Despite all this evidence, Legnini et al. stated that they “have no hints on the molecular activity of the proteins derived from circ-ZNF609 and as to whether they contribute to modulate or control the activity of the counterpart deriving from the linear mRNA.”
In thinking about closing comments about this update in circRNA, I decided to emphasize that investigations in the field of RNA continue to reveal complexities that will require many more years of global attention to unravel and understand. In just the past decade or so we’ve learned about gene regulation by miRNA/siRNA, reclassification of “junk DNA” as encoding a myriad of long noncoding RNA (lncRNA), mRNA regulation by base-modifications, and curious circRNAs that are more than sponges, and likely encode hundreds (if not thousands) of proteins whose functions have yet to be elucidated. Amazing!

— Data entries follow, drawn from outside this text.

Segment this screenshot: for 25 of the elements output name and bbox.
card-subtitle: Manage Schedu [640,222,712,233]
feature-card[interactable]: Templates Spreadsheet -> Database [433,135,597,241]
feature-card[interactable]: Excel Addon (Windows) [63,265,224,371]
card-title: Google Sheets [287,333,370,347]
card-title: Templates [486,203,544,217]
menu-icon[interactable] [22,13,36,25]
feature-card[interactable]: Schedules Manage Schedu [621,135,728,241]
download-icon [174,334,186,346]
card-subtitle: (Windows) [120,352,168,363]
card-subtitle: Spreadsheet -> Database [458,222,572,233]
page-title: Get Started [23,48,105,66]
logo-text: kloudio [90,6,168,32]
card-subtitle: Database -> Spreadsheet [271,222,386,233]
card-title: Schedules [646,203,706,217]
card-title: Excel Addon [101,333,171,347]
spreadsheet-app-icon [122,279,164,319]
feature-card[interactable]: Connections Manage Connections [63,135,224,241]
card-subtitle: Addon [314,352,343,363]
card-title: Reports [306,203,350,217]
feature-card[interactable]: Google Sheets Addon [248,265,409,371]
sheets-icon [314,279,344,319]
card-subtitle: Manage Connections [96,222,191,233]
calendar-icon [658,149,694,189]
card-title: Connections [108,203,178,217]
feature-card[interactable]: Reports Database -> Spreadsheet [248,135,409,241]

What are your thoughts about all of this?
Your comments are welcomed.
After writing this blog, Panda et al. at the National Institute on Aging-Intramural Research Program, National Institutes of Health published a paper titled High-purity circular RNA isolation method (RPAD) reveals vast collection of intronic circRNAs. Here’s a snippet of the abstract which adds to the increasingly curious occurrence of circRNAs that begs, if you will, further research aimed at discovering functions of circRNA-derived proteins.
“Here, we describe a novel method for the isolation of highly pure circRNA populations involving RNase R treatment followed by Polyadenylation and poly(A)+ RNA Depletion (RPAD), which removes linear RNA to near completion. High-throughput sequencing of RNA prepared using RPAD from human cervical carcinoma HeLa cells and mouse C2C12 myoblasts led to two surprising discoveries: (i) many exonic circRNA (EcircRNA) isoforms share an identical backsplice sequence but have different body sizes and sequences, and (ii) thousands of novel intronic circular RNAs (IcircRNAs) are expressed in cells. In sum, isolating high-purity circRNAs using the RPAD method can enable quantitative and qualitative analyses of circRNA types and sequence composition, paving the way for the elucidation of circRNA functions.”